Figure EV4. Recapitulation of the asynchronous upregulation pattern of the cholesterol biosynthesis pathway in MSI CRC MC38 cells.

(A) Schematic illustration of the experimental procedure. (B) Transcriptional levels of Sqle, Cyp51 and Dhcr24 in wildtype (WT) and the genetic manipulated MC38 cells as described in panel A (nSrebp2), n = 3. (C) Intensity of indicated distal cholesterol precursors in the control blank medium (Ctrl), and the conditioned media of MC38 cells, n = 8. Two-tailed unpaired Student’s t test if data fitted a normal distribution, Mann–Whitney test if data did not fit a normal distribution. (D) Th17 induction with CM of above-mentioned cells or CT26-CM as positive control, n = 3, two-tailed unpaired Student’s t test. Data information: in (B–D), data are presented as mean ± SEM. P levels < 0.01**, < 0.001***, < 0.0001****. Source data are available online for this figure.

Figure EV5. Single-cell analysis of CT26 tumors (WT or Cyp51KO) in BALB/c mice as described in Fig. 6.

(A) Heatmap showing the gene expression levels of chemokines/growth factors and related receptors across all cell clusters. Z-score was calculated by mean expression level and indicated by color. (B) Violin plot showing the MDSC score in all cell clusters. The neutrophils and macrophages are major contributor of the suppressive function of myeloid derived suppressive cells (MDSC) (Dysthe and Parihar, 2020) in tumor. (C) Heatmap showing the expression levels of tumor growth/metastasis related genes across myeloid cell populations.
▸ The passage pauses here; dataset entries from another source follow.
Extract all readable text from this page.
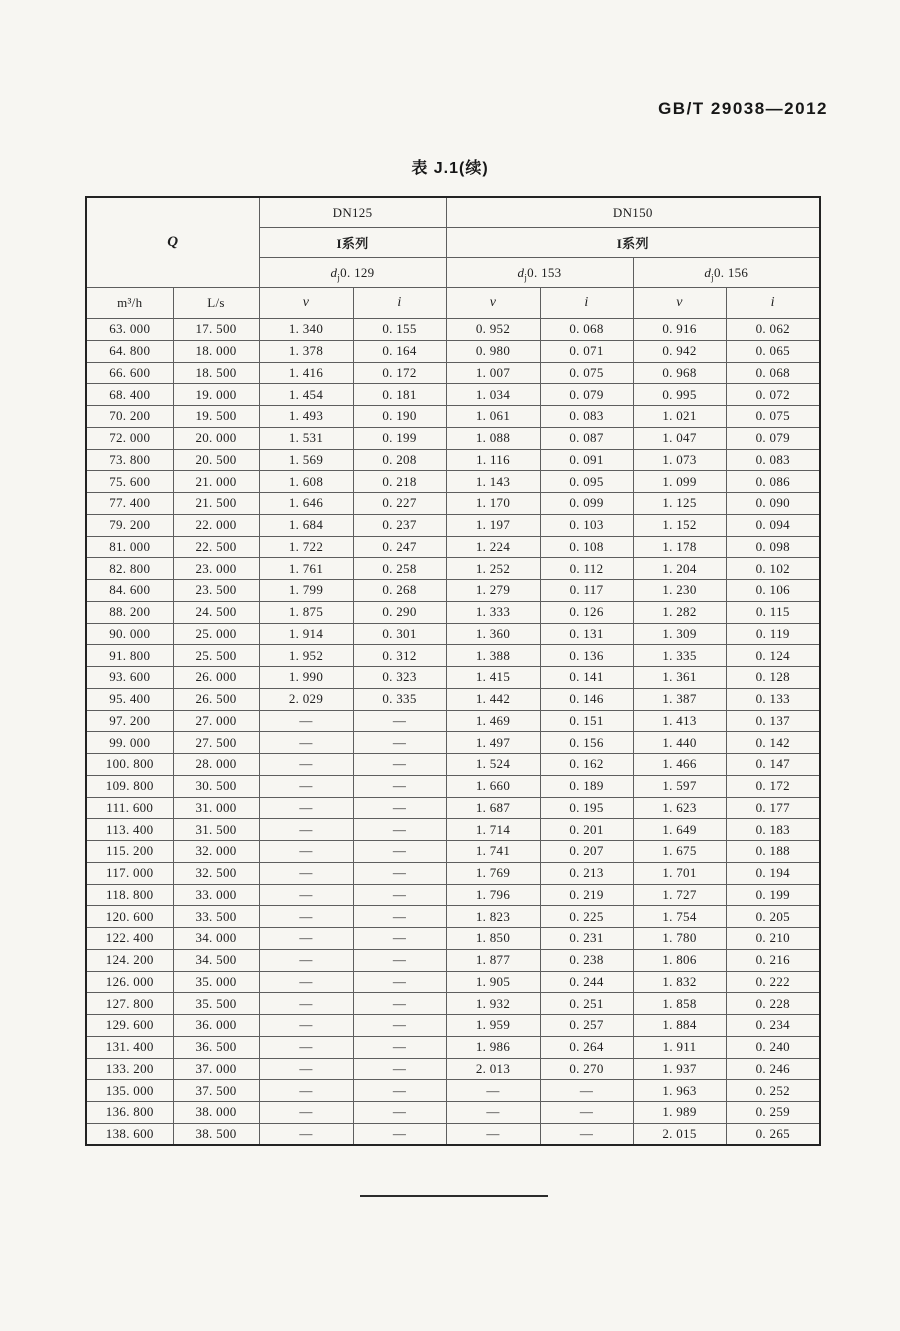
GB/T 29038—2012
表 J.1(续)
Q		DN125		DN150			
		I系列		I系列			
		$d_j0$. 129		$d_j0$. 153		$d_j0$. 156	
m³/h	L/s	v	i	v	i	v	i
63. 000	17. 500	1. 340	0. 155	0. 952	0. 068	0. 916	0. 062
64. 800	18. 000	1. 378	0. 164	0. 980	0. 071	0. 942	0. 065
66. 600	18. 500	1. 416	0. 172	1. 007	0. 075	0. 968	0. 068
68. 400	19. 000	1. 454	0. 181	1. 034	0. 079	0. 995	0. 072
70. 200	19. 500	1. 493	0. 190	1. 061	0. 083	1. 021	0. 075
72. 000	20. 000	1. 531	0. 199	1. 088	0. 087	1. 047	0. 079
73. 800	20. 500	1. 569	0. 208	1. 116	0. 091	1. 073	0. 083
75. 600	21. 000	1. 608	0. 218	1. 143	0. 095	1. 099	0. 086
77. 400	21. 500	1. 646	0. 227	1. 170	0. 099	1. 125	0. 090
79. 200	22. 000	1. 684	0. 237	1. 197	0. 103	1. 152	0. 094
81. 000	22. 500	1. 722	0. 247	1. 224	0. 108	1. 178	0. 098
82. 800	23. 000	1. 761	0. 258	1. 252	0. 112	1. 204	0. 102
84. 600	23. 500	1. 799	0. 268	1. 279	0. 117	1. 230	0. 106
88. 200	24. 500	1. 875	0. 290	1. 333	0. 126	1. 282	0. 115
90. 000	25. 000	1. 914	0. 301	1. 360	0. 131	1. 309	0. 119
91. 800	25. 500	1. 952	0. 312	1. 388	0. 136	1. 335	0. 124
93. 600	26. 000	1. 990	0. 323	1. 415	0. 141	1. 361	0. 128
95. 400	26. 500	2. 029	0. 335	1. 442	0. 146	1. 387	0. 133
97. 200	27. 000	—	—	1. 469	0. 151	1. 413	0. 137
99. 000	27. 500	—	—	1. 497	0. 156	1. 440	0. 142
100. 800	28. 000	—	—	1. 524	0. 162	1. 466	0. 147
109. 800	30. 500	—	—	1. 660	0. 189	1. 597	0. 172
111. 600	31. 000	—	—	1. 687	0. 195	1. 623	0. 177
113. 400	31. 500	—	—	1. 714	0. 201	1. 649	0. 183
115. 200	32. 000	—	—	1. 741	0. 207	1. 675	0. 188
117. 000	32. 500	—	—	1. 769	0. 213	1. 701	0. 194
118. 800	33. 000	—	—	1. 796	0. 219	1. 727	0. 199
120. 600	33. 500	—	—	1. 823	0. 225	1. 754	0. 205
122. 400	34. 000	—	—	1. 850	0. 231	1. 780	0. 210
124. 200	34. 500	—	—	1. 877	0. 238	1. 806	0. 216
126. 000	35. 000	—	—	1. 905	0. 244	1. 832	0. 222
127. 800	35. 500	—	—	1. 932	0. 251	1. 858	0. 228
129. 600	36. 000	—	—	1. 959	0. 257	1. 884	0. 234
131. 400	36. 500	—	—	1. 986	0. 264	1. 911	0. 240
133. 200	37. 000	—	—	2. 013	0. 270	1. 937	0. 246
135. 000	37. 500	—	—	—	—	1. 963	0. 252
136. 800	38. 000	—	—	—	—	1. 989	0. 259
138. 600	38. 500	—	—	—	—	2. 015	0. 265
Z-score was calculated by mean expression level and indicated by color. (D) Heatmap showing the expression levels of immunosuppression related genes across myeloid cell populations. Z-score was calculated by mean expression level and indicated by color. (E) Heatmap showing the expression levels of immune checkpoint genes across all cell populations. Z-score was calculated by mean expression level and indicated by color.